L’arcivescovo Sepe è venuto a Roma nei giorni scorsi per l’assemblea d’autunno della Cei e ha avuto modo di incontrare più volte Ravasi. Una nota della Curia di Napoli riferisce infatti che il porporato «in questi giorni ha lavorato, nel silenzio, in stretta collaborazione con la Santa Sede, perché si individuasse un percorso positivo ed efficace finalizzato al rinnovo della convenzione per una migliore gestione e fruizione delle Catacombe di San Gennaro e San Gaudioso». Da entrambe le parti è stato espresso il «comune convincimento che esistono concrete condizioni per una soluzione che tenga conto delle esigenze istituzionali, a garanzia dei diritti e dei doveri delle parti in causa».

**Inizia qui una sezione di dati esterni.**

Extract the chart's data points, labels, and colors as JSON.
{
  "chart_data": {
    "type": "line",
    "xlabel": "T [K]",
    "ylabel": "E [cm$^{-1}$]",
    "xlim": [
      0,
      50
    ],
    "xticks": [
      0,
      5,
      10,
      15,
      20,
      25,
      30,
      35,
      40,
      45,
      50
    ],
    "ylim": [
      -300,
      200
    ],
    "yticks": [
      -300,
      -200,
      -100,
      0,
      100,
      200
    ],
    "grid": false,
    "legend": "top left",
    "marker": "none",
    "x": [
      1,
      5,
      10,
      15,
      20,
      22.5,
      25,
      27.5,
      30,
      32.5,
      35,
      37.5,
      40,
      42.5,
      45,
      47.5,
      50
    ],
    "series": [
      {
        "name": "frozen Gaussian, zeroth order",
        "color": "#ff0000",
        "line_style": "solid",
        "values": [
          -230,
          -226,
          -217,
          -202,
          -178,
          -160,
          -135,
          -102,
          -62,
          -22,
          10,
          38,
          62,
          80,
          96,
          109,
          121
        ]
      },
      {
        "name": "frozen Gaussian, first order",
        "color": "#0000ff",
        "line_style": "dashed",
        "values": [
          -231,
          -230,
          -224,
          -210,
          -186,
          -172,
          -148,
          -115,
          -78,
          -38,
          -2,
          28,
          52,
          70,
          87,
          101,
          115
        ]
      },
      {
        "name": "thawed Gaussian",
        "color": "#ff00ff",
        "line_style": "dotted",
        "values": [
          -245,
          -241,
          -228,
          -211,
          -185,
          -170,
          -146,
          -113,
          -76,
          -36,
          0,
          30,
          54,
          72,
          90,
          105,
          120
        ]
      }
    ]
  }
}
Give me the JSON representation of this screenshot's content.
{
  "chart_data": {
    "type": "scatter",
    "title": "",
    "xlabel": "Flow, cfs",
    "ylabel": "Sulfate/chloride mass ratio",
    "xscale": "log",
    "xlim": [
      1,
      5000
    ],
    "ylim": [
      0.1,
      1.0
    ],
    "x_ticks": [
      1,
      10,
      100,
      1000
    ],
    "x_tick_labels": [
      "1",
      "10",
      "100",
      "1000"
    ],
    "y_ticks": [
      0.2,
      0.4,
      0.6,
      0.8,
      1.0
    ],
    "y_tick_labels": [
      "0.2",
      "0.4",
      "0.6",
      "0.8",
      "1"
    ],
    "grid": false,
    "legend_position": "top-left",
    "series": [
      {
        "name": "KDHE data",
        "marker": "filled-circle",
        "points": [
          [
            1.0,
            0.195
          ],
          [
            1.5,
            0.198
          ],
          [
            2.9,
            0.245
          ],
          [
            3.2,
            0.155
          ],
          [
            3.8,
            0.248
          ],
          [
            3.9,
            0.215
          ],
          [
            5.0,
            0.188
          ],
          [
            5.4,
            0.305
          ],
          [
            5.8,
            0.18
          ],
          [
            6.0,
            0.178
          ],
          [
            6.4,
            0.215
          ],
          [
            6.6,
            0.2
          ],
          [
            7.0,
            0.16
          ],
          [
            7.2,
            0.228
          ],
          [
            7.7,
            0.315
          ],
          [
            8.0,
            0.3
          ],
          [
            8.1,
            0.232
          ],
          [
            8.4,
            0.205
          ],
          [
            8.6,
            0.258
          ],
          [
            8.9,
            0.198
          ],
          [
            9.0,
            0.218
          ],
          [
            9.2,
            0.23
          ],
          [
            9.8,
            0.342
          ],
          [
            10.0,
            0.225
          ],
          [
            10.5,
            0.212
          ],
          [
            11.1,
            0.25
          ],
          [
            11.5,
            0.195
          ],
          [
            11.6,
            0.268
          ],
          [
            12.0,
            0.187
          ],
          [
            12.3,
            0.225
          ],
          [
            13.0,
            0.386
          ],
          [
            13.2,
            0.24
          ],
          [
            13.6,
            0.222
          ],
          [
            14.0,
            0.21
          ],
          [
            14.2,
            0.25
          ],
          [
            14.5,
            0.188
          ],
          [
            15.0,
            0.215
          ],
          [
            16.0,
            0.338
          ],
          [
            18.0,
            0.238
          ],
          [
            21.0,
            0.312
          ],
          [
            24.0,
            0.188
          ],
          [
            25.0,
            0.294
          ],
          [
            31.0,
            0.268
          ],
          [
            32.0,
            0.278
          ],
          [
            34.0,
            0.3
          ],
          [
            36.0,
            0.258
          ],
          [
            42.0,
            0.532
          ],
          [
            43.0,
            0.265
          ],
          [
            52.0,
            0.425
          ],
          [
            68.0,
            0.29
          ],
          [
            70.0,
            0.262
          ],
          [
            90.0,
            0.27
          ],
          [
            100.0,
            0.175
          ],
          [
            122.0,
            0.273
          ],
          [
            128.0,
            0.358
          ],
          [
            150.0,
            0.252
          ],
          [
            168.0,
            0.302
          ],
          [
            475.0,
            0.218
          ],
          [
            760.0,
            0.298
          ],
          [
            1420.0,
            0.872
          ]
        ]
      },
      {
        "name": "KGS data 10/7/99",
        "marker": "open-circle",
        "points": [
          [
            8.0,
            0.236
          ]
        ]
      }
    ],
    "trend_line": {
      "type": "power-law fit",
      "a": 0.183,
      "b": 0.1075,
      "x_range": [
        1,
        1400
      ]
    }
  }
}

«In silenzio» vogliono lavorare pure i giovani de “La Paranza”, come riferiscono in un comunicato diffuso dopo il servizio di Tv2000, in cui dicono di attendere «l’avvio del confronto per la nuova convenzione così come indicato dal cardinale Crescenzio Sepe». L’obiettivo è infatti un nuovo accordo da stipulare magari prima della scadenza di luglio del precedente, in modo da chiarire anche a chi di dovere spettino i lavori di restauro del sito e chiudere così questa vicenda che pare essere sfuggita a tutti di mano.